The ownership point is one reiterated by Barak Rosenshine, a former professor in the department of educational psychology at the University of Illinois. His seminal paper, “Principles of Instruction”, makes it clear that an extended single monologue followed by practice is not the best idea.

Instead, he advocates a more fragmented approach, presenting new material “in small steps with student practice after each step” ; and only presenting “small amounts of new material at any time, and asking a “large number of questions and check[ing] the responses of all students”.

Rosenshine writes: “Questions help students practice new information and connect new material to their prior learning. Compared with the successful teachers, the less effective teachers gave much shorter presentations and explanations, and then passed out worksheets and told students to solve the problems. The less successful teachers were then observed going from student to student and having to explain the material again.”

Working memory limitations

There is robust science behind avoiding too-long explanations. One of the issues that teachers have to overcome is the limitation of working memory - our ability to hold things in our minds for a brief time while getting on with, or learning, other things.

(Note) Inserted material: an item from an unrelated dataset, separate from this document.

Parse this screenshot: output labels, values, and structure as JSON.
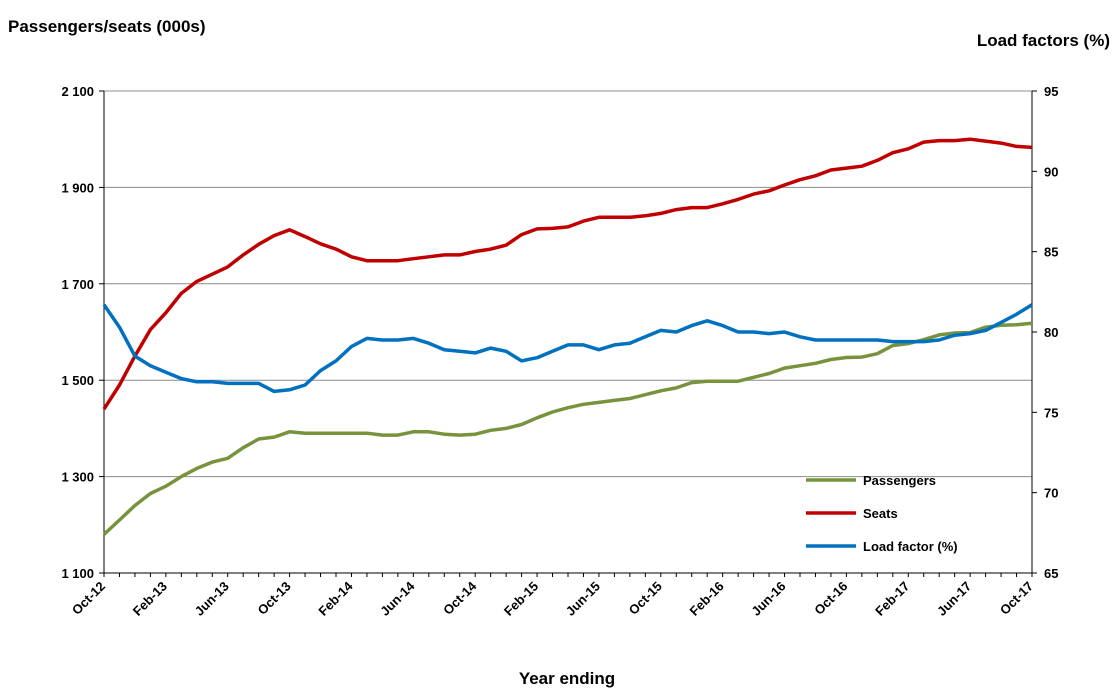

“Our working memory … is small. It can only handle a few bits of information at once - too much information swamps our working memory. Presenting too much material at once may confuse students because their working memory will be unable to process it,” Rosenshine writes. “Therefore, the more effective teachers do not overwhelm their students by presenting too much new material at once.”

As Susan Gathercole, a professor of psychology at the University of Cambridge and a leading expert on the cognitive mechanisms of short-term and working memory, told Tes in September that teachers do not always take into consideration these limitations when giving explanations.

For one of her early studies, Gathercole observed classes and wrote down the sequences of instructions that primary teachers were giving to their pupils. She often found that the instructions were incredibly lengthy and complex.

“We took some of the instructions and, as part of a project at Durham University, read them out and got university students to repeat them back,” Gathercole said. “Quite often, they were just too lengthy even for them to repeat, even though it came from a class for six-year-olds.

“So some teachers maybe aren’t quite so good at judging the amount or complexity of information that a child can remember.”

There are ways around this. Gathercole noted that the use of diagrams depicting instructions as a reference for students who need it, or getting pupils to work in teams, can be effective ways of increasing comprehension. “In one Year 1 classroom, a teacher had provided audio recorders for each child and they used to speak the instructions and record them so the child could listen back to them when they needed and refresh the information that they had lost,” she said.

So what makes a good explanation? Know your audience - not just the right content but also the right delivery. Ask yourself, “What does great storytelling and great intonation look like for them?” Break up your explanations and ensure that pupils get a chance to own what you are explaining.

That makes it sound easy. It’s not. And trying to do all of these things outside the familiar classroom setting, via printed booklets or over video-conferencing tools, will make things even harder. But, hopefully, the above will reduce the stress and ensure explanations become less of a dark art for the millions of teachers who rely on them.

Now, did we explain all that clearly enough for you?